The Bald Phoenix

None of us ever really ask to be different.  We never anticipate the things we're going to love or find joy in, but there will always be those who look down on us - see us as weak, as targets.  I was bullied from 1st grade all the way until my senior year of High School.  Jake, Rebecca, and Hal thought it was fun to torment me and mock me for my love of horses and my love of reading and my knowledge of history.  They were cruel and hurtful, constantly.  I spent every waking second in books, escaping my reality, wishing I could be like the heroes I read about with their powers and abilities- no one bullied them!  As my body grew and changed I hid it in baggy clothing because they called me 'ugly' and 'fat' and I still struggle with my self image more than 10 - years later.  But things really didn't get bad until my Freshman year of high school.

In an attempt to escape my tormentors, I had chosen a private girls school, thinking that because no one knew me, things might be different.  A new school, a fresh start, or so I thought.  These girls had been raised in families with money and had been in private school their whole life.  I was the black sheep - a deeply conflicted child still debating god and life filled with anger and pain.  I wasn't one of them, and they made that very clear to me.  It started with moving my chair at lunch, or moving my lunch bag to another table.  No one said a word ever - I would ask where my stuff was - thinking I could trust my class mates.  They would shrug and laugh, or just ignore me.

That wasn't where it ended though.  Social media was just beginning to take its hold - and the amount of myspace messages I got from people I knew and who I didn't even know told me constantly how worthless I was, that they didn't want a lesbian in the locker room with them, that I was a worthless freak, how ugly and fat I was....  Rumors spread that I practiced witch craft and talked to the devil (all because of the music I liked).  There was one time when I didn't go to school for 10 days, knowing that Maureen and her cronies would be waiting to continue their assault.  And even when we brought this all to the attention of the counselor and head mistress (we'd even printed all the messages I had received) they did nothing.  They swept the matter under the rug - because I was just a financial aid student, and they were trust-fund kids.  In fact, the school even asked me not to return the following year.

Returning to public school was even harder - but that was mostly because I was once again among the wolves who had tormented me in my elementary years.  I place on the varsity soccer team and the varsity ice hockey team (co-ed) where on the field or ice people were my friends and teammates, but off the field it was like I didn't exist.  I had no confidence in myself because no matter how hard I tried no one wanted anything to do with me.  It didn't help that my 'best friend' was shallow and self centered, doing her best to suppress my confidence to boost her ego. That lack of confidence and a desperate need for love and affection (driven by abandonment issues I had developed over the years) allowed me to be coerced into situations that now I would never put myself into.
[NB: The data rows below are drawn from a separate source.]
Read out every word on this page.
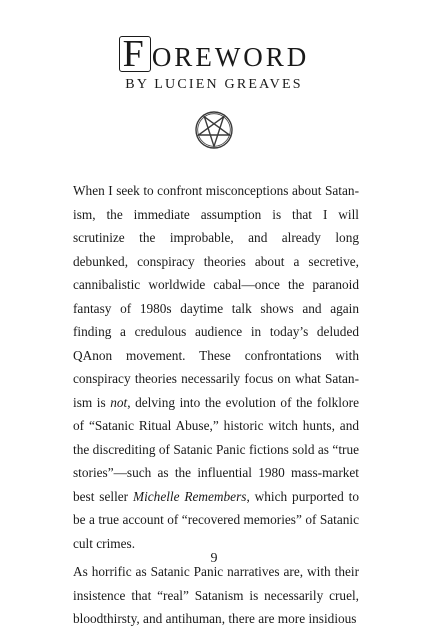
F OREWORD
BY LUCIEN GREAVES

When I seek to confront misconceptions about Satanism, the immediate assumption is that I will scrutinize the improbable, and already long debunked, conspiracy theories about a secretive, cannibalistic worldwide cabal—once the paranoid fantasy of 1980s daytime talk shows and again finding a credulous audience in today’s deluded QAnon movement. These confrontations with conspiracy theories necessarily focus on what Satanism is not, delving into the evolution of the folklore of “Satanic Ritual Abuse,” historic witch hunts, and the discrediting of Satanic Panic fictions sold as “true stories”—such as the influential 1980 mass-market best seller Michelle Remembers, which purported to be a true account of “recovered memories” of Satanic cult crimes.

As horrific as Satanic Panic narratives are, with their insistence that “real” Satanism is necessarily cruel, bloodthirsty, and antihuman, there are more insidious

9
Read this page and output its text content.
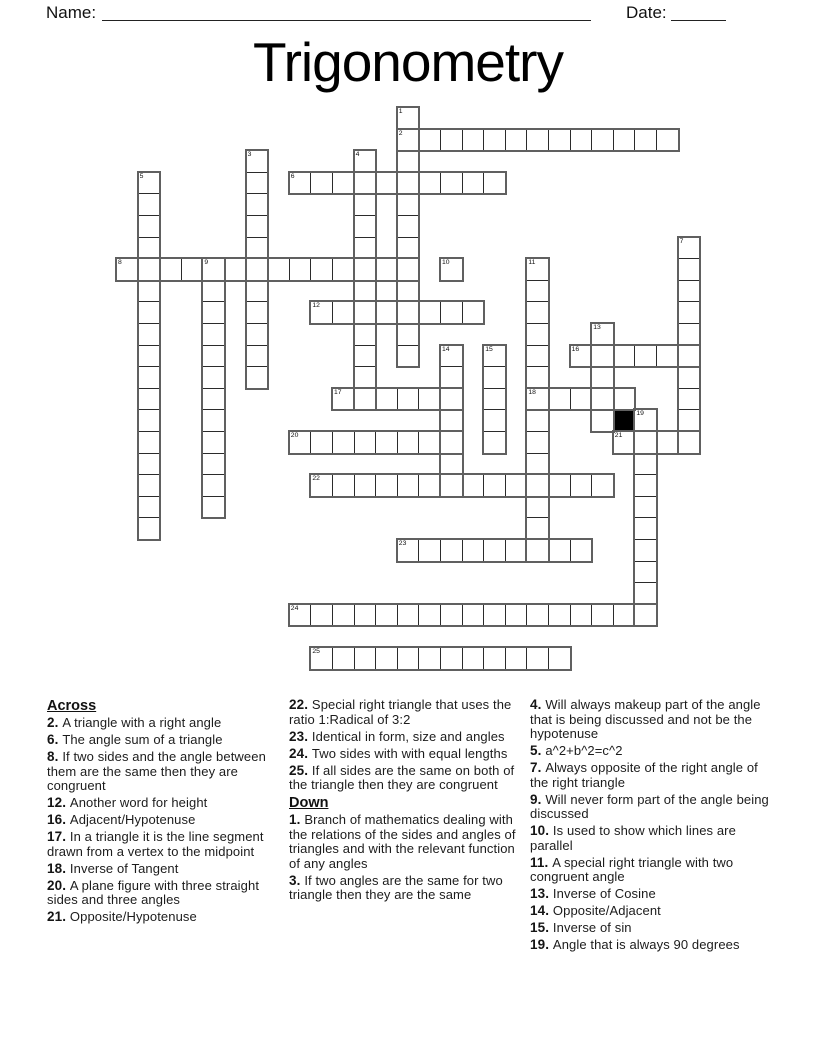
Name:	Date:
Trigonometry
1
2
3	4
5	6
7
8	9	10	11
12
13
14	15	16
17	18
19
20	21
22
23
24
25
Across
2. A triangle with a right angle
6. The angle sum of a triangle
8. If two sides and the angle between them are the same then they are congruent
12. Another word for height
16. Adjacent/Hypotenuse
17. In a triangle it is the line segment drawn from a vertex to the midpoint
18. Inverse of Tangent
20. A plane figure with three straight sides and three angles
21. Opposite/Hypotenuse
22. Special right triangle that uses the ratio 1:Radical of 3:2
23. Identical in form, size and angles
24. Two sides with with equal lengths
25. If all sides are the same on both of the triangle then they are congruent
Down
1. Branch of mathematics dealing with the relations of the sides and angles of triangles and with the relevant function of any angles
3. If two angles are the same for two triangle then they are the same
4. Will always makeup part of the angle that is being discussed and not be the hypotenuse
5. a^2+b^2=c^2
7. Always opposite of the right angle of the right triangle
9. Will never form part of the angle being discussed
10. Is used to show which lines are parallel
11. A special right triangle with two congruent angle
13. Inverse of Cosine
14. Opposite/Adjacent
15. Inverse of sin
19. Angle that is always 90 degrees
But the bullying doesn't end once you're out of school - it only ends when you prove to yourself that you are everything you said you could ever be.  I have been a state beauty queen two times - 2012, 2013 - and I got there by taking those voice that said "You'll never be anything more than euclid trash" and saying to myself "I'll prove you all wrong."  It may be bad now, and it may hurt like hell, but there will ALWAYS be someone out there who will understand you and help you.  If you just reach out your hand - someone will be there to grasp it.